Package:Installed:Notes:
proto*
utils*
libs*
bitmaps*
apps*
data*
luti*
Mesa*
xorg*
drivers*
xterm*
Eterm*
GTK2*Requires cario, pango and atk built against the same version of glib-2
E17
This....Can be a trick to get right!!! E17 is development software meaning its buggy, or at least can be, you could welll spend a day installing it only to have it segfault everytime you try to run it! It is best to do this manually in the order i have specified here. That way if there are any missing deps in your LFS system your can add them in (not that there should be if you have added all the packages mentioned above). As with building the system its self you should build all libs first.
Package:Installed:Notes:
edb*
eet*
evas*
ecore*
efreet*
epeg*
embryo*
edje*
epsilon*
esmart*
emotion*
engrave*
etk*
etk_extra*
ewl*
exml*
enhance*
e_dbus*
E17 Apps:
Package:Installed:Notes:
e*
At this point you can test it if you want by adding enlightenment_start to ~/.xinitrc
elitaire*
estickies*
exhibit*
E17 Modules:
Package:Installed:Notes:
bling*
cpu*
efm_nav*
efm_path*
flame*
rain*
snow*

As you can see there is a substantial amount of work getting all that built and installed. It took about a week doing a few hours per evening but i do now have a very stable and built to spec OS that i can modularise with ease. I have a much tighter version that was built for my USB stick. That once has a substantial amount of kernel modules because i use it on many different machines!

The Brain....

Now its kernel time!
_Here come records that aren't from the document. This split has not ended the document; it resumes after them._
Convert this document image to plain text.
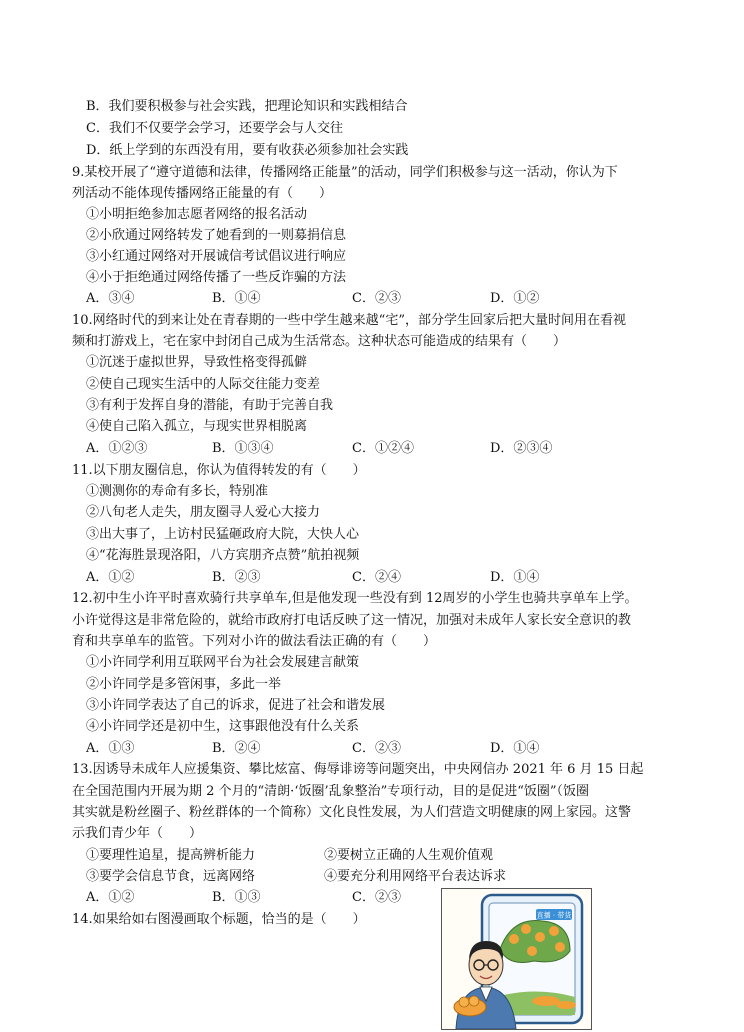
B．我们要积极参与社会实践，把理论知识和实践相结合
C．我们不仅要学会学习，还要学会与人交往
D．纸上学到的东西没有用，要有收获必须参加社会实践
9.某校开展了“遵守道德和法律，传播网络正能量”的活动，同学们积极参与这一活动，你认为下
列活动不能体现传播网络正能量的有（　　）
①小明拒绝参加志愿者网络的报名活动
②小欣通过网络转发了她看到的一则募捐信息
③小红通过网络对开展诚信考试倡议进行响应
④小于拒绝通过网络传播了一些反诈骗的方法
A．③④	B．①④	C．②③	D．①②
10.网络时代的到来让处在青春期的一些中学生越来越“宅”，部分学生回家后把大量时间用在看视
频和打游戏上，宅在家中封闭自己成为生活常态。这种状态可能造成的结果有（　　）
①沉迷于虚拟世界，导致性格变得孤僻
②使自己现实生活中的人际交往能力变差
③有利于发挥自身的潜能，有助于完善自我
④使自己陷入孤立，与现实世界相脱离
A．①②③	B．①③④	C．①②④	D．②③④
11.以下朋友圈信息，你认为值得转发的有（　　）
①测测你的寿命有多长，特别准
②八旬老人走失，朋友圈寻人爱心大接力
③出大事了，上访村民猛砸政府大院，大快人心
④“花海胜景现洛阳，八方宾朋齐点赞”航拍视频
A．①②	B．②③	C．②④	D．①④
12.初中生小许平时喜欢骑行共享单车,但是他发现一些没有到 12周岁的小学生也骑共享单车上学。
小许觉得这是非常危险的，就给市政府打电话反映了这一情况，加强对未成年人家长安全意识的教
育和共享单车的监管。下列对小许的做法看法正确的有（　　）
①小许同学利用互联网平台为社会发展建言献策
②小许同学是多管闲事，多此一举
③小许同学表达了自己的诉求，促进了社会和谐发展
④小许同学还是初中生，这事跟他没有什么关系
A．①③	B．②④	C．②③	D．①④
13.因诱导未成年人应援集资、攀比炫富、侮辱诽谤等问题突出，中央网信办 2021 年 6 月 15 日起
在全国范围内开展为期 2 个月的“清朗·‘饭圈’乱象整治”专项行动，目的是促进“饭圈”（饭圈
其实就是粉丝圈子、粉丝群体的一个简称）文化良性发展，为人们营造文明健康的网上家园。这警
示我们青少年（　　）
①要理性追星，提高辨析能力	②要树立正确的人生观价值观
③要学会信息节食，远离网络	④要充分利用网络平台表达诉求
A．①②	B．①③	C．②③
14.如果给如右图漫画取个标题，恰当的是（　　）	直播 · 带货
It helps to install a commercial dist of linux before hand such that you can do an lsmod and record the info to a textfile, this way you can get a kernel more suited to your system compiled. If you are really lucky /proc/config.gz exsits and you can zcat /proc/config.gz > config.current and then use make oldconfig (i normally just hold my finger on the enter key and take the default answers for a make oldconfig). DONT rely on your hard disks (especially on SATA/IDE mix systems) appearing in the same order with a home cooked kernel. In FC9 my IDE drive is hde, in my current LFS its hde but in other os's and my new kernel its hda!?!?! Udev can help with that one!!